Democrat Doug Jones — who had little chance of winning Jeff Sessions' former Senate seat until last month, when Moore was pounded by allegations from eight women that ranged from pursuing a sexual relationship with a minor when he was in his thirties to assault — handed a much-needed victory Tuesday night to his party, which is still reeling from Hillary Clinton’s unexpected loss in 2016. But his win could have even bigger implications for the Republican Party.
Moore’s loss could foreshadow a disastrous 2018 for Republicans — the nightmare scenario of losing the House and winnable Senate seats that top strategists and lawmakers have been worried about, as Trump’s legislative agenda grinds to a halt and the party increasingly fractures.

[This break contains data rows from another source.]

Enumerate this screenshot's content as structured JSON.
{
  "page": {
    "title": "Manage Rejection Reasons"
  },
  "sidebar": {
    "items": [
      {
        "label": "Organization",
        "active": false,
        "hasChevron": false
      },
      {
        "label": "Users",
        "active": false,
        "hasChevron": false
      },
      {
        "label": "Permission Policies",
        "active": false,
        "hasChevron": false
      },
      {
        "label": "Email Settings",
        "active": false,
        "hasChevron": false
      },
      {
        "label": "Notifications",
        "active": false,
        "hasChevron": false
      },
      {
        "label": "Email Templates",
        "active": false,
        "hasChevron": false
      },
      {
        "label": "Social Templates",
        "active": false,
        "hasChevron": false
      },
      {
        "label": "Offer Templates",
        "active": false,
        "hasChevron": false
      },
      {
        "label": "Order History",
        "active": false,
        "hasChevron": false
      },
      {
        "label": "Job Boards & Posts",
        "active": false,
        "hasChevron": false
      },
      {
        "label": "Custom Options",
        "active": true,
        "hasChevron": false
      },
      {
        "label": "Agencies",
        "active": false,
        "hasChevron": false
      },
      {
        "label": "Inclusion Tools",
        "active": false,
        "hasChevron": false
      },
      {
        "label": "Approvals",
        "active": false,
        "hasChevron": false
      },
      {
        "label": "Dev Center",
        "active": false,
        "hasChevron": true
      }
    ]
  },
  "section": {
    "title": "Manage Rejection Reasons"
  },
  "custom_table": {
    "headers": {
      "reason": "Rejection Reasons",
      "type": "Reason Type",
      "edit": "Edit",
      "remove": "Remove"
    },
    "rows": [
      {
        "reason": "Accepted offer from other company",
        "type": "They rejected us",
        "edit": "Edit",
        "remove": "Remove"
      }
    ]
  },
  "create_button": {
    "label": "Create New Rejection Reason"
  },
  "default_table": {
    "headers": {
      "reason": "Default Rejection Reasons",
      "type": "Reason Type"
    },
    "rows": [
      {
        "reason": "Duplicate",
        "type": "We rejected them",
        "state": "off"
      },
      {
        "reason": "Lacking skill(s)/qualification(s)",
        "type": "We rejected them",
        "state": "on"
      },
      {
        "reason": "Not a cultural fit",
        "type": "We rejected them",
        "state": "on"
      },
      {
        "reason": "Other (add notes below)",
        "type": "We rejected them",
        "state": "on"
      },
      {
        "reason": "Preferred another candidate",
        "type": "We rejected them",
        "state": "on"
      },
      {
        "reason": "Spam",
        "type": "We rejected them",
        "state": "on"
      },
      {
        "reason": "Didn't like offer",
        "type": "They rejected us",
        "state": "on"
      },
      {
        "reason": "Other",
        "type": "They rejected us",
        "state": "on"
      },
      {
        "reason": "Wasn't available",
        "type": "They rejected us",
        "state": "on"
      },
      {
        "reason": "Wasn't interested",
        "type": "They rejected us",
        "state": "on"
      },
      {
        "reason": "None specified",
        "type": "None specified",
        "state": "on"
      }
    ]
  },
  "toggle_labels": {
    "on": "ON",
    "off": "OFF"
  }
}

Tuesday night’s outcome also underscores a larger problem for the Republican Party: Trump remains his own brand, and his strategy for overcoming extreme political obstacles can’t necessarily be replicated downballot with other candidates — no matter how similar their controversies and trajectories might be.
Trump and Moore both beat establishment figures in primaries, despite strong criticism for comments that were seen as racist or inappropriate. And Trump’s presidential campaign, like Moore’s for the Senate, was nearly engulfed just weeks before election day by a story in the Washington Post. In Trump’s case, the story revealed comments Trump made while filming Access Hollywood in 2005, saying among other things that, as a celebrity, he’s able to “do anything” to women, including grabbing them “by the pussy.” Just as the allegations against Moore drove Washington Republicans to spurn his campaign, those comments by Trump brought some in the GOP establishment to the verge of disowning their presidential nominee.
But Trump, of course, prevailed, going on the offense and declaring the news media fake and the women who came forward against him to be liars, all part of establishment plots to take him down. Moore in the last month tried to do the same, but failed.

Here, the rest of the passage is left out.